Questions de société
Tyrannies de la transparence et éloges de l’opacité. Présentation conjointe des revues Multitudes, Réfractions et de la Revue française d'éthique appliquée (Paris, 16 avril 2019)

Tyrannies de la transparence et éloges de l’opacité. Présentation conjointe des revues Multitudes, Réfractions et de la Revue française d'éthique appliquée (Paris, 16 avril 2019)

Publié le par Université de Lausanne (Source : Sébastien Clayes)

Nous vivons à l'âge de la transparence, son idéal semble s’imposer à tous les esprits comme une évidence. L’omniprésence des dispositifs de surveillance aux mains de l’État (police scientifique, caméras ou normalisation et bureaucratisation augmentées), la diffusion croissante de l’image intime dans les réseaux sociaux ou bien les formes inédites de traçage des individus induites par Internet et son monde connecté : voilà maints exemples qui justifient de parler d’âge de la transparence. Celle-ci est défendue au nom de la rationalité comme de la promesse d'un monde plus démocratique et plus sécurisé, valorisant la clarté, la limpidité, l’intelligibilité et la vérité. Toute opacité est suspecte de cacher des pratiques douteuses (népotisme, corruption, détournement, abus) en faisant obstacle à une indispensable soif de vérité.
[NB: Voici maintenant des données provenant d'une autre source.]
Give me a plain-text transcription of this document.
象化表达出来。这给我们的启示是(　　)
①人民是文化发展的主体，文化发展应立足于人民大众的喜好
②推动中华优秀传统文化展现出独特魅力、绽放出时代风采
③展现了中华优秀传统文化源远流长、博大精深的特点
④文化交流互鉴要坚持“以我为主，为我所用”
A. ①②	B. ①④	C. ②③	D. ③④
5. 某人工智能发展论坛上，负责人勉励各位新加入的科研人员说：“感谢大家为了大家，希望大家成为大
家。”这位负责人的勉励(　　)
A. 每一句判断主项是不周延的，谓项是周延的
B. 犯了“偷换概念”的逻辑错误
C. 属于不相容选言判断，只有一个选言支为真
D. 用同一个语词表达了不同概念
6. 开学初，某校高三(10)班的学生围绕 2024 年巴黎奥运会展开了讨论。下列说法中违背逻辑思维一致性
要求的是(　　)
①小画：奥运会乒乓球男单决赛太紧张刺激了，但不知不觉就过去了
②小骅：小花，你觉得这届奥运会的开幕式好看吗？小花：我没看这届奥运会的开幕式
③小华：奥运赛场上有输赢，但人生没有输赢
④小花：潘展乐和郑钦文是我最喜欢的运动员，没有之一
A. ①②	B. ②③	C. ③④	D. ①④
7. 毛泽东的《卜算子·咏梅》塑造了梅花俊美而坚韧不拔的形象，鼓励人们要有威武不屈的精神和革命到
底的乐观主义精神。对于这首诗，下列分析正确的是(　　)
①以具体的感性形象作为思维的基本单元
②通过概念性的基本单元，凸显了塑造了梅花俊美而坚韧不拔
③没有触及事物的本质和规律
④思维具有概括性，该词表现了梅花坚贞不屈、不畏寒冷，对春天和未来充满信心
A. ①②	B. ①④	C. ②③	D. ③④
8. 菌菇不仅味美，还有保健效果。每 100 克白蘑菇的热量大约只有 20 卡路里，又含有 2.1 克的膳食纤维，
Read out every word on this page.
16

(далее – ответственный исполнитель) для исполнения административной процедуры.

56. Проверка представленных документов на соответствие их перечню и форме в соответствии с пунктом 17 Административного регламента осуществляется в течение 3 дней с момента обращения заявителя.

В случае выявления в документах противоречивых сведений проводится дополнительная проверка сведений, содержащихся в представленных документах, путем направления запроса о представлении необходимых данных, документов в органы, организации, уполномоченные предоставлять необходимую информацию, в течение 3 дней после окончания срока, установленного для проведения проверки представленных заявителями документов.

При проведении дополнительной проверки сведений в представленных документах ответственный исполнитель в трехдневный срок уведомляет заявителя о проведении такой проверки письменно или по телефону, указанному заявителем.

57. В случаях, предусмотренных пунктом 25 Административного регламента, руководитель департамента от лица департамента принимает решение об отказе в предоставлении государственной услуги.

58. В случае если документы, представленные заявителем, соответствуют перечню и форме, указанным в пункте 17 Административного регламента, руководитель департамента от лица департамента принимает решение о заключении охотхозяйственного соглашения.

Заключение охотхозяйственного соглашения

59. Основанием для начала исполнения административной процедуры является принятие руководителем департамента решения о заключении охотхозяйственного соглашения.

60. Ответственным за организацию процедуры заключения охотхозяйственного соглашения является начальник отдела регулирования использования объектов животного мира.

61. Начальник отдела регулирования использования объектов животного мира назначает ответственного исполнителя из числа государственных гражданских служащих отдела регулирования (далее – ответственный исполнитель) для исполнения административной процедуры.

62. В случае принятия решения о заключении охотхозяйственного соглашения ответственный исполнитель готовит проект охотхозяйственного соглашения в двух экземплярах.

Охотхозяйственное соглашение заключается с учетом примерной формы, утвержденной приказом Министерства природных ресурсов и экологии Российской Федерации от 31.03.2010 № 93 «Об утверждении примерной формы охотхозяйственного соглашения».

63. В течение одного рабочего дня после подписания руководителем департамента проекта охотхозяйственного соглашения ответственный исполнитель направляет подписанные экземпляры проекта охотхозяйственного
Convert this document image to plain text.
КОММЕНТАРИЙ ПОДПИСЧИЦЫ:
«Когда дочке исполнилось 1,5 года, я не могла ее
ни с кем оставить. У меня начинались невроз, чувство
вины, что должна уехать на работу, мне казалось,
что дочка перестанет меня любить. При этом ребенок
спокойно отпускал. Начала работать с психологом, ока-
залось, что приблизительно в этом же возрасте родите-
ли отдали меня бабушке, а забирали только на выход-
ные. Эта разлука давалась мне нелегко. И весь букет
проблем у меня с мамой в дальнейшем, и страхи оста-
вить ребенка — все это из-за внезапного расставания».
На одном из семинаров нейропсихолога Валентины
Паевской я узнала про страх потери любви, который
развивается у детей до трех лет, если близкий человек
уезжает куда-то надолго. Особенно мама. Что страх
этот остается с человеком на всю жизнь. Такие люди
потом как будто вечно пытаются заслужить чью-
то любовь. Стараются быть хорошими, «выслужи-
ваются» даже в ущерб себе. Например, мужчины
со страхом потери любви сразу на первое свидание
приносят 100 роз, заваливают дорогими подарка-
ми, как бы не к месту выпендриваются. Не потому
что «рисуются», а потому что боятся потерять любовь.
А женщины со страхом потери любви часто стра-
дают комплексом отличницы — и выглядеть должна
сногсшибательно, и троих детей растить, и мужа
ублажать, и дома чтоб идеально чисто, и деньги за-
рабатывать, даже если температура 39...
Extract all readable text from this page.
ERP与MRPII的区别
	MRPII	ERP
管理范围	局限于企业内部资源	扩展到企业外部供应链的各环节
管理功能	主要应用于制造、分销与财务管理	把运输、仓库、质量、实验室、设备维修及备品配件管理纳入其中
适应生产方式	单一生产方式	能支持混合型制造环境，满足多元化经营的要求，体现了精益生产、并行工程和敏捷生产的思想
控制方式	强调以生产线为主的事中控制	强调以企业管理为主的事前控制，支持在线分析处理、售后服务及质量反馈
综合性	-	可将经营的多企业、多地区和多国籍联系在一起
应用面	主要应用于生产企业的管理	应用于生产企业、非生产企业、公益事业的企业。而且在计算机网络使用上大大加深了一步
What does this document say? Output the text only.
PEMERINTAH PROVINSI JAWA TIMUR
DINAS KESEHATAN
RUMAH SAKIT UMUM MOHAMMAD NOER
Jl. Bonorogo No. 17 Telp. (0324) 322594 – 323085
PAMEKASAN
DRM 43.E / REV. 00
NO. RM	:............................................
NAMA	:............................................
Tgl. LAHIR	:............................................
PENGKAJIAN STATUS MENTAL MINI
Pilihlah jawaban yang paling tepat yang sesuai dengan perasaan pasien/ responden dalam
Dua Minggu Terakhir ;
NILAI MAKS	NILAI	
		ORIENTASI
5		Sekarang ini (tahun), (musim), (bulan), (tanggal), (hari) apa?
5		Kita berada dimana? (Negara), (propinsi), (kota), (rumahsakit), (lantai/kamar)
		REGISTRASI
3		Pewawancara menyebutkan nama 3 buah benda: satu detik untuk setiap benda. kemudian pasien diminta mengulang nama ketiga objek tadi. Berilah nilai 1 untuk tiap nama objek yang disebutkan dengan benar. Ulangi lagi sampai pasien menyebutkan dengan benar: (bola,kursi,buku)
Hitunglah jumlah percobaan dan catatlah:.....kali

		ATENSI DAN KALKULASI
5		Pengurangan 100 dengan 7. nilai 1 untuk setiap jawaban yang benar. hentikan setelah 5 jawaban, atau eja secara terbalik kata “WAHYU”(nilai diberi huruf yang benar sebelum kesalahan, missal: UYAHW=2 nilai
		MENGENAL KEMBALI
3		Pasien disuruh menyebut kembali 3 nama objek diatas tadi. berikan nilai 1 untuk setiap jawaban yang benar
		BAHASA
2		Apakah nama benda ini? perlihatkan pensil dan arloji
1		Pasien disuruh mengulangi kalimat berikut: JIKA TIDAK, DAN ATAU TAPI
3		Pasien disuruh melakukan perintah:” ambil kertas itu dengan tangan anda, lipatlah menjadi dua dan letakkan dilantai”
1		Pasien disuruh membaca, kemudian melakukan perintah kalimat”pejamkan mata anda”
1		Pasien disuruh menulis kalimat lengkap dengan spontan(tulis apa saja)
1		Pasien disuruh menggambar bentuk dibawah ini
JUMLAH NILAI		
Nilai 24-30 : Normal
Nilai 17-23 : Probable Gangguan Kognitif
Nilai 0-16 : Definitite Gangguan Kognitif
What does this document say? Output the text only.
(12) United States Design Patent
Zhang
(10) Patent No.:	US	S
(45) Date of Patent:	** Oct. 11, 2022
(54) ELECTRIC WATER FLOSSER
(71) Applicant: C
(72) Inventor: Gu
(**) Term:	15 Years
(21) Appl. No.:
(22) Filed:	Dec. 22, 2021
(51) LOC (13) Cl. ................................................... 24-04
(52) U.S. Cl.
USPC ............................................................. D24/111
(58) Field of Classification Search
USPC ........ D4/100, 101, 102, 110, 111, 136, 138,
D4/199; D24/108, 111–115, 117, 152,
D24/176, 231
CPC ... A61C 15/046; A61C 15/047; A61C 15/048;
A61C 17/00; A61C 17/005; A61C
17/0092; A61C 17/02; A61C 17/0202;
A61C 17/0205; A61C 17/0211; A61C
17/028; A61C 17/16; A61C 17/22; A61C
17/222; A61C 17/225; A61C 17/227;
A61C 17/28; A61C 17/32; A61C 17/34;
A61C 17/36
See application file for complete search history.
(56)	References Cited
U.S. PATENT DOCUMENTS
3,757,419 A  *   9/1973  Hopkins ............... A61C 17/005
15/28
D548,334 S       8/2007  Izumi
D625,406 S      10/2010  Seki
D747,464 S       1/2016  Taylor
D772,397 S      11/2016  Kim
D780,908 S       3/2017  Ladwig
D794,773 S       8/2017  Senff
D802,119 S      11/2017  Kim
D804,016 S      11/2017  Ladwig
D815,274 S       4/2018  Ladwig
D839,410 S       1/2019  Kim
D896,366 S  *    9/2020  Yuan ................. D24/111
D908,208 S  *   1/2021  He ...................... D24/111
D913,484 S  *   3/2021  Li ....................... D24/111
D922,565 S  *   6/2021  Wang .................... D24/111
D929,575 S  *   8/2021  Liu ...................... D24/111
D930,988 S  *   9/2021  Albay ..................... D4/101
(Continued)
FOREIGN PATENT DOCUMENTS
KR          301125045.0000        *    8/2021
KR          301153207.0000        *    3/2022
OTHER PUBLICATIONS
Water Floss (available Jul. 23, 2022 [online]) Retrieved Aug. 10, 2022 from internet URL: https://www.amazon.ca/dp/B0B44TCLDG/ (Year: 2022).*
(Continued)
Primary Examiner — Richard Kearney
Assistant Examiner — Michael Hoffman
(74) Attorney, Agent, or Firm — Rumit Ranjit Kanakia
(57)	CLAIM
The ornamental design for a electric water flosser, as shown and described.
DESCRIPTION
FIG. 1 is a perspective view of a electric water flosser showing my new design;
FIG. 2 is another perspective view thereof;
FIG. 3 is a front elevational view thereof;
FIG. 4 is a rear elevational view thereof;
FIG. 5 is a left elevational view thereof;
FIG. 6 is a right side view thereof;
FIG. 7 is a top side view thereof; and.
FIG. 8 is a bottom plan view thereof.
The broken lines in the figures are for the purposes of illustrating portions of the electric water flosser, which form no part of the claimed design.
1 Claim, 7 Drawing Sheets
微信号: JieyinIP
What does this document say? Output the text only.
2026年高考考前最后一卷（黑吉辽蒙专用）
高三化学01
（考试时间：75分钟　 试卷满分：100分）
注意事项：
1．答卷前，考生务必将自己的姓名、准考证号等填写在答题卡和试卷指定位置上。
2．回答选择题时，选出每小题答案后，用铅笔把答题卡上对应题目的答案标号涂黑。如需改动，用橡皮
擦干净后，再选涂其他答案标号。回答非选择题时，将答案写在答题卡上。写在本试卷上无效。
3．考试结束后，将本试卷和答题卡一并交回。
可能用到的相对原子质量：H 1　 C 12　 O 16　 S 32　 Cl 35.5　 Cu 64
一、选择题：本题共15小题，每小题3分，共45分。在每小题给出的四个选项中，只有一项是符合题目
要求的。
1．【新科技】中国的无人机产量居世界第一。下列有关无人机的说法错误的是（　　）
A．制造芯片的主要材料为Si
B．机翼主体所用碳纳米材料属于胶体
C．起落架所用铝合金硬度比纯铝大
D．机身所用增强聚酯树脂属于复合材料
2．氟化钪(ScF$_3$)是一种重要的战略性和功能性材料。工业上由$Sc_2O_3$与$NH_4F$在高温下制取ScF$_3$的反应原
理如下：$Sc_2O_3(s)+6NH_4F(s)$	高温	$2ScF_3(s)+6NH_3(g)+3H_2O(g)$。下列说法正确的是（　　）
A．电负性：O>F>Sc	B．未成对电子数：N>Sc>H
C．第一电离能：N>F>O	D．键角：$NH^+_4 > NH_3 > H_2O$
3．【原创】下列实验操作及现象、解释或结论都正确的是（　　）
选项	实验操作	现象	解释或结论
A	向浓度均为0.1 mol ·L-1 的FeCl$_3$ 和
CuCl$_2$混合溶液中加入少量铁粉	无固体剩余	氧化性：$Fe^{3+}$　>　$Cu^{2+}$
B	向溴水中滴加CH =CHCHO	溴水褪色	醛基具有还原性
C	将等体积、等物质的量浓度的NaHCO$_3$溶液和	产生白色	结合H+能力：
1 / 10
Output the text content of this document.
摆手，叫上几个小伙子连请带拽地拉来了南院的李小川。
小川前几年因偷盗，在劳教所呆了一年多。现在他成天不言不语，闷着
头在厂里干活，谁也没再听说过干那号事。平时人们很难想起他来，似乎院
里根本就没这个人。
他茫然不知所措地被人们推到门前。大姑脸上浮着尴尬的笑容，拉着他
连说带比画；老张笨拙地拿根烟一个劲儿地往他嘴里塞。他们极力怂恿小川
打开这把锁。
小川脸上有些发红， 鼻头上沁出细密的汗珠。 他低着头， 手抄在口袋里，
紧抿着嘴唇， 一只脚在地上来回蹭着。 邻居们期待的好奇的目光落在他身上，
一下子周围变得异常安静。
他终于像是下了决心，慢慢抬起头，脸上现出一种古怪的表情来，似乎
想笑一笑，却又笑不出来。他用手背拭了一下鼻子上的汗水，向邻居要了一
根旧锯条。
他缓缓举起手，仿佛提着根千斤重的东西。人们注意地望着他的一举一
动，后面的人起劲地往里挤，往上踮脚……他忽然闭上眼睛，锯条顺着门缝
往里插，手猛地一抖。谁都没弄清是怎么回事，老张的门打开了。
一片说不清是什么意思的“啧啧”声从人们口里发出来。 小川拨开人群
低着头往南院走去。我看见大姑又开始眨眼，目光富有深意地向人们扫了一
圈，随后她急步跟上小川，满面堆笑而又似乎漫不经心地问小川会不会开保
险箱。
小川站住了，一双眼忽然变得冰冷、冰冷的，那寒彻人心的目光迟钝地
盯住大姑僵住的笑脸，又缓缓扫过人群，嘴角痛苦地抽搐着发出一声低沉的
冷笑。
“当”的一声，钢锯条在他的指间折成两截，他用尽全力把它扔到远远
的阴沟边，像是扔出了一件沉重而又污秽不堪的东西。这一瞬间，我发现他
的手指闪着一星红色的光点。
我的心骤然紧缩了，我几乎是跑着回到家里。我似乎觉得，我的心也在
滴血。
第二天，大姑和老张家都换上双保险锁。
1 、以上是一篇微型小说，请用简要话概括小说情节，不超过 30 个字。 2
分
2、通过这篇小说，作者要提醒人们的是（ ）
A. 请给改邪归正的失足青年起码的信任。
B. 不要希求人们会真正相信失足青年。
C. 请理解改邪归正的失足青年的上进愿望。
À l’occasion d’une présentation des derniers numéros des revues MultitudesRéfractions et Revue française d’éthique appliquée, nous souhaitons prendre à contre-pied cette aspiration à tout rendre transparent et faire droit à toutes les formes de résistance s’organisant - même implicitement - contre la surexposition imposée. Nous tentons de souligner certains des coûts, des écueils et des victimes collatérales de l’impératif de transparence. En soulignant ses aspect « tyranniques », en faisant « l'éloge de l’opacité », nous rappelons qu’il importe de cultiver des formes de discrétion et de réserve qui en arrivent à constituer de véritables pratiques de résistance et d’échappée au pouvoir.